After that, it’s up to you. You probably want to measure satisfaction (but don’t target or benchmark it), so you can ask a question along the lines of:

  • How likely are you to recommend us to a friend or colleague? (NPS)
  • Overall, how satisfied are you with us? (CSAT)
  • How easy did we make it for you to solve your problem today? (CES)

Conventional wisdom holds that you have to ask the bare minimum number of questions on an online form to get people to fill it in.

But our research shows (based on around six million requests for feedback in our database) that going up to around 7 questions doesn’t massively impact your response rate:

We’ve already asked 2, so that gives us 4 or 5 extra questions we can ask if we need them.

What should we ask?

The answer’s the same as before.

Whatever your customers want to answer…

The right questions will depend on your business, your industry, the touchpoint you’re asking for feedback about and your brand. But they should always be things the customer wants to answer, rather than just things you want to know.

No harm in saying it again: There’s nothing wrong with market research (i.e. your marketing team asking customers lots of questions), but there’s something very wrong with trying to ‘mash up’ customer feedback and research.

If a customer’s got a burning problem and is urgently trying to get in touch with an advisor who can help them, and you land a marketing questionnaire in their inbox, is that a great customer experience? Or is it going to cause frustration?

4. Deal With It

Asking the right questions at the right time gives you two-thirds of an effective feedback process. There’s one final step, and it’s the step that most people avoid because it’s a little scary:

For your feedback process to be effective, you need to deal with feedback – when you receive it.

Sounds like a lot of work?

It isn’t.

Every time we work with a new client, we find the same thing – responding to feedback is a net time-saver for them.

Why?

For starters:

  1. Effective feedback increases First Contact Resolution (FCR), meaning you’re wasting less time dealing with repeat calls
  2. Effective feedback is brilliant for training, and better-trained agents deliver better outcomes for customers more quickly
  3. Effective feedback can eliminate or reduce other QA initiatives which you’re currently spending time on
  4. Effective feedback reduces your complaint volume

Within reason, no business would walk away from a sale. A customer offering to spend more money would be immediately transferred to an agent on the ‘new business’ team.

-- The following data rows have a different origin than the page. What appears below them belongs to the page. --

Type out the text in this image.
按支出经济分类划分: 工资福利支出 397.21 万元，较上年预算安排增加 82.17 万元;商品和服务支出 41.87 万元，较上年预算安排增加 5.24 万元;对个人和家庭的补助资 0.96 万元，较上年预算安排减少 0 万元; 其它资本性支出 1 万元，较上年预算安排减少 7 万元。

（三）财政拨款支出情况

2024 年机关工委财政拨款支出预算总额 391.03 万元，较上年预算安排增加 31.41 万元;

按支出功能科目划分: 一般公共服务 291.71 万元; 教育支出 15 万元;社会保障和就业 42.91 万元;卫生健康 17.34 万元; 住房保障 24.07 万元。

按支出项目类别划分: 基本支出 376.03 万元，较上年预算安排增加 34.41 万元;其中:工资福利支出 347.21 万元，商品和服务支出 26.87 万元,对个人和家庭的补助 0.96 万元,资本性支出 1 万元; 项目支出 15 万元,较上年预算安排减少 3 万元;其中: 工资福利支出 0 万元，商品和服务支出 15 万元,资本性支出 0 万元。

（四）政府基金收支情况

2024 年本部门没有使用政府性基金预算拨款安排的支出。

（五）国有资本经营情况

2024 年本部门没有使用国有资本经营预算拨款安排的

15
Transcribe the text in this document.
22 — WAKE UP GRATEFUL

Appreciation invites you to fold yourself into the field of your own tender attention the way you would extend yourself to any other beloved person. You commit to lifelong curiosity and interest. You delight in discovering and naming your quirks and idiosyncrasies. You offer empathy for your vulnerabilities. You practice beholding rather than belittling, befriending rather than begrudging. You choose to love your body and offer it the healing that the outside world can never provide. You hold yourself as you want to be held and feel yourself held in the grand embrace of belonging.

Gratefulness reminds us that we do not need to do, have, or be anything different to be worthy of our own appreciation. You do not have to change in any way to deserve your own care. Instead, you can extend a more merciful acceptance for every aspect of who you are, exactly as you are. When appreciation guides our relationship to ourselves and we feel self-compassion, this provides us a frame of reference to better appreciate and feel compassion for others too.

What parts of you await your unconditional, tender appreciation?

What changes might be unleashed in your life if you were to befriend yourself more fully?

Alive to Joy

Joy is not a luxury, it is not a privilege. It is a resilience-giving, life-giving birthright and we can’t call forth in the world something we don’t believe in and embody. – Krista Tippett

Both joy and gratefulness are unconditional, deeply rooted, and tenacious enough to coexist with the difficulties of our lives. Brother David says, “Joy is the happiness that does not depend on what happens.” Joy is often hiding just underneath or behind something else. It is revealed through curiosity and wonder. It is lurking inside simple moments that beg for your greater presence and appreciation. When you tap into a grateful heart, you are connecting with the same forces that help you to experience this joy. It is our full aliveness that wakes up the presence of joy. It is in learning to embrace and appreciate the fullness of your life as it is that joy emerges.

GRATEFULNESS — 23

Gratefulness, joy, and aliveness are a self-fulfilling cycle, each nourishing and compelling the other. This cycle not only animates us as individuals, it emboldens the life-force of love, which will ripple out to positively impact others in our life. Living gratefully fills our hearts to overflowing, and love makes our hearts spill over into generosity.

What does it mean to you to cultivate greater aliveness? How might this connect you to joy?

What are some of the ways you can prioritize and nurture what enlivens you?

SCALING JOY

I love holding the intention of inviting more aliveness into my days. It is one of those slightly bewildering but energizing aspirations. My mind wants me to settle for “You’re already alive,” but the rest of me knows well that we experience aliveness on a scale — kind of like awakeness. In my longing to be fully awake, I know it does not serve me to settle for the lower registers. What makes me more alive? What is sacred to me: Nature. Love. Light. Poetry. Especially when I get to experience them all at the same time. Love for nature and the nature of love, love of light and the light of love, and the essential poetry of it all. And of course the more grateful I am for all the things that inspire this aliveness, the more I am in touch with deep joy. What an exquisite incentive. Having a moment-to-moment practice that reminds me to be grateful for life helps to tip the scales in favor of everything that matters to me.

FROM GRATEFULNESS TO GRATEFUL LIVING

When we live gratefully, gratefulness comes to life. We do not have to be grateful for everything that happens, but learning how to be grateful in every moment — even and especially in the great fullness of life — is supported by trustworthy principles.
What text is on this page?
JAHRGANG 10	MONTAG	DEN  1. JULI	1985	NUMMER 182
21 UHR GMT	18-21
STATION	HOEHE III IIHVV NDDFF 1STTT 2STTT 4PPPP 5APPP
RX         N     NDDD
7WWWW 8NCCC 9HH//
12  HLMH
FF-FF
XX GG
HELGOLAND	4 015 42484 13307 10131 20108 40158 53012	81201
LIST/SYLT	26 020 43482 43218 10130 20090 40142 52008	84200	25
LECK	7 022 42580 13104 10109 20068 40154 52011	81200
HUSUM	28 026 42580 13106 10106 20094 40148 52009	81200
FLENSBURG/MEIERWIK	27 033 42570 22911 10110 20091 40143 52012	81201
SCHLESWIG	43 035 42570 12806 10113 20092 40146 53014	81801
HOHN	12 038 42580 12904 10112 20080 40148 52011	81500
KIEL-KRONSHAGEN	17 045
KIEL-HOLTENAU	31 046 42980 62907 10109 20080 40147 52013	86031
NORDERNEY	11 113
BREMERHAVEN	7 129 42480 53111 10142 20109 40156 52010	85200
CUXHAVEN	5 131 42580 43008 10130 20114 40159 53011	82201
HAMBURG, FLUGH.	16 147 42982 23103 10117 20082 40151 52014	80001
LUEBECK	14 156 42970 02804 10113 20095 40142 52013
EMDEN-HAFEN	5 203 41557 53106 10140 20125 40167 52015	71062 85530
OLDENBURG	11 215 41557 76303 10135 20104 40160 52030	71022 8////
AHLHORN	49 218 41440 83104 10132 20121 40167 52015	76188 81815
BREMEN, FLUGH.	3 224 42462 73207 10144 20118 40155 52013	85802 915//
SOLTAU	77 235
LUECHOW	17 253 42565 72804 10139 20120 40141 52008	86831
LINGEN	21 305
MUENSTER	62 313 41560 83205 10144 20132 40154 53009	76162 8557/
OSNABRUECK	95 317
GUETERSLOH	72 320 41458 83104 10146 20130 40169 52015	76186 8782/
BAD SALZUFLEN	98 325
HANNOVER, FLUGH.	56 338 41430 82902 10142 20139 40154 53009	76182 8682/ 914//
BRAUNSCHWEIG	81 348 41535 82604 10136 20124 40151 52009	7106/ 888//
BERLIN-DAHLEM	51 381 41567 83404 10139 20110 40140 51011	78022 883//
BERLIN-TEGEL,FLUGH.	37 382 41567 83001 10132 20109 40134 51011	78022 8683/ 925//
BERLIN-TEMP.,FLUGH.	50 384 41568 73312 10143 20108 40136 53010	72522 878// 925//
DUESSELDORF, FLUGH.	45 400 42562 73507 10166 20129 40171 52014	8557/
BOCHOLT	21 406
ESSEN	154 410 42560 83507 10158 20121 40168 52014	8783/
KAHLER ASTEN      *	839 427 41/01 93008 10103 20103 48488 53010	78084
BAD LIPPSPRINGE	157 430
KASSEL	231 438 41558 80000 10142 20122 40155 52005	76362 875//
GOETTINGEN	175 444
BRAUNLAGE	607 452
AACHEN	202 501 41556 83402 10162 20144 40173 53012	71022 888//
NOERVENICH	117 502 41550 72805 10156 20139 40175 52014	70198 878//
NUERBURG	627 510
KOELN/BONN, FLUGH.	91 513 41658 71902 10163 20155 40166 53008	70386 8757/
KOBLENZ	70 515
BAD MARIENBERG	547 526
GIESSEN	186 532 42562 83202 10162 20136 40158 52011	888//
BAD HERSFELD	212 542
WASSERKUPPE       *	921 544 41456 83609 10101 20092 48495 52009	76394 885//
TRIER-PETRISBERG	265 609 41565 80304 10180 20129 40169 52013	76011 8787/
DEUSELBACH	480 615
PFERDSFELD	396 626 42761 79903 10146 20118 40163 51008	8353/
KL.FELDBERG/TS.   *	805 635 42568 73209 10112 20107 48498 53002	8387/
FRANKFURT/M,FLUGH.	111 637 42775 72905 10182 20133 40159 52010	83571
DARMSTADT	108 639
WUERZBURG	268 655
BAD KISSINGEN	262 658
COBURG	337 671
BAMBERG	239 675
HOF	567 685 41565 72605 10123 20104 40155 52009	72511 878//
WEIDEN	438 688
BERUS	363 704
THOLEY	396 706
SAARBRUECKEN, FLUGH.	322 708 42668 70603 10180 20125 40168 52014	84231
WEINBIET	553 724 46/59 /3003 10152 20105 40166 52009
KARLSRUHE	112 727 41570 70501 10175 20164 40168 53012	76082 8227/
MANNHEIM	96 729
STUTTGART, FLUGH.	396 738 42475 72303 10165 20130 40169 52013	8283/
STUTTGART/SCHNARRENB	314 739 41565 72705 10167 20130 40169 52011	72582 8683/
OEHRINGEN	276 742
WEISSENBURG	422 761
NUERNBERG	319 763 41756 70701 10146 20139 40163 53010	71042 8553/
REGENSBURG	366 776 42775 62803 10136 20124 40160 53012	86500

But when it comes to retention, businesses are remarkably blasé about leaving cries for help in the form of customer feedback unanswered.

Which is wild when research shows that increasing retention 5% can increase profits by at least 25%.

5. What Happens Next?

Once you’ve got the three ‘legs’ of effective advisor feedback:

  1. Ask at the time that’s right for customers
  2. Ask customer-centric questions
  3. Respond appropriately

You’ll see customer satisfaction (and profit) start to rise. Which is the entire point.

But you’ll also be getting more and better feedback. It turns out that when you make your feedback process great for customers, more customers take advantage of it.

Our clients use the data they collect for staff training, for QA, and as an input to their process improvement teams.

Some use it to identify their ‘super-fans’, and approach them for testimonials, case studies and market research.

Some of our clients with external auditing requirements use their feedback to make their case to auditors that they’re doing right by their clients.

All this gets easier when it’s built on the shoulders of an effective feedback process.

Chris Stainthorpe

Finally, the best thing about getting feedback right is it’s really easy to experiment with to see if it works for you.

You don’t need to spend a fortune on software or consultants, or start a campaign to get the rest of your organisation on board. Pick some questions, pick a touchpoint, send out some simple surveys, and make sure you’ve given someone on your team the resources to deal with the feedback you receive.

Share your results, and pretty soon the rest of the business will be asking you the secret to your success.